Ne jamais oublier que la tenue"moderne" du mataf découlait de celle du temps de la "voile", où les gabiers crapahutaient dans les hauts pour carguer ou déployer la voilure; dès lors, il n'était pas question qu'un "malheureux" bouton de leur tenue vienne se coincer dans les haubans et la "montagne" de bouts (cordages), qui servaient à manœuvrer la voilure.
Très sincèrement, çà m'étonnerait fort que l'Ecole des Mousses de Brest (!) ait pu adopter un fute à braguette pour ses "écoliers", d'autant plus que le large "pont" a toujours été plus confortable d'utilisation que "l'étroite" braguette.
A propos des écoles, celle des Mousses était à Brest, celle des apprentis-mécaniciens de la Flotte à Toulon (de mémoire, à Saint-Mandrier). Les cours, calqués sur la saisonnalité scolaire, duraient +/- deux ans. On entrait à l'Ecole des Mousses ou des Apprentis-mécaniciens à 15 ans "révolus" (y compris de très fraiche date!), ce qui faisait pour certains de leurs élèves, moins de 17 ans, pour intégrer les Equipages de la Flotte et, généralement, rejoindre les écoles de spécialité "Machines" du Service Générale.

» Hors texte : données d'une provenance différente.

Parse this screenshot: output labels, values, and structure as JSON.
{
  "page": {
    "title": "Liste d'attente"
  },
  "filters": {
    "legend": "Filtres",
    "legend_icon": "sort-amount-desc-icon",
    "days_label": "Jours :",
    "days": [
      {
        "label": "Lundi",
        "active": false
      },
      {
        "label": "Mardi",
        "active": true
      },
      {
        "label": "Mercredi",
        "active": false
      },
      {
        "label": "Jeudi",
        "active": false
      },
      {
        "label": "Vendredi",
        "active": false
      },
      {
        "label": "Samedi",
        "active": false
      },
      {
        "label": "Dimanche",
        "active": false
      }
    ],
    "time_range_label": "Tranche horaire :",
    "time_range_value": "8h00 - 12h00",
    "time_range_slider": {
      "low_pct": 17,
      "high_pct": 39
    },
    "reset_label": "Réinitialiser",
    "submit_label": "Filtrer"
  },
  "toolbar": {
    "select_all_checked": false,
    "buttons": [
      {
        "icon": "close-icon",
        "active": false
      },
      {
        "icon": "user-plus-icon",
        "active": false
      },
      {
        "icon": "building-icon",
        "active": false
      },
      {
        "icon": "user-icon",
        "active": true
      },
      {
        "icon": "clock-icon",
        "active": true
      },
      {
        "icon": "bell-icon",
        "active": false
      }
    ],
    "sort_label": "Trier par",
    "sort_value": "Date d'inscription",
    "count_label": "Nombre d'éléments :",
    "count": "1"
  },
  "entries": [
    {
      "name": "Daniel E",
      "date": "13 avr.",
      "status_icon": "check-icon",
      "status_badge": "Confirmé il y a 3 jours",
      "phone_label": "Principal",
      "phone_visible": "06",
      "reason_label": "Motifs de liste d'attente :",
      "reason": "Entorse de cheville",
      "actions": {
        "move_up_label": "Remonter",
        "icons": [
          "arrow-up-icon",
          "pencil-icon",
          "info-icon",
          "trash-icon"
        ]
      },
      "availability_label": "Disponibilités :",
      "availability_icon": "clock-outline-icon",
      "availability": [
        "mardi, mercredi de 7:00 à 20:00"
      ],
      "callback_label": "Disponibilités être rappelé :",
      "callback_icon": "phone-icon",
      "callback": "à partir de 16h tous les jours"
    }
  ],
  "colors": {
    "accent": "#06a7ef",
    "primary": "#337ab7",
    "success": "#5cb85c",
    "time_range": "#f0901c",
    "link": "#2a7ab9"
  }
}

Cas "particulier", la "botte", la dizaine d'élèves les mieux notés, pouvait, après un examen-concours incontournable, intégrer les Écoles de maistrance "Pont" et Maistrance "Machine", où ils se cognaient, à nouveau, deux ans d'instruction militaro-scolaire, avec , à la sortie, la "promesse" d'être promus officiers-mariniers (sauf c... personnelle!) dans un délai de "4 ans". Là, on remonte à une époque, où pour un mataf breveté du rang, il fallait bien souvent compter sur huit à dix ans de service et d'ancienneté pour se voir attribuer "la casquette", après nécessairement avoir été proposé par son état-major pour intégrer le "cours de chouffe", passage indispensable pour "hériter de la casquette"... même les plus "nuls" admis en sortaient, sauf que leur "promotion" pouvait se faire attendre!
Disposes-tu du minimum d'informations datées fiables sur le cursus "naval" de ton "grand-père", sinon on est parti dans le grand "n'importe quoi"!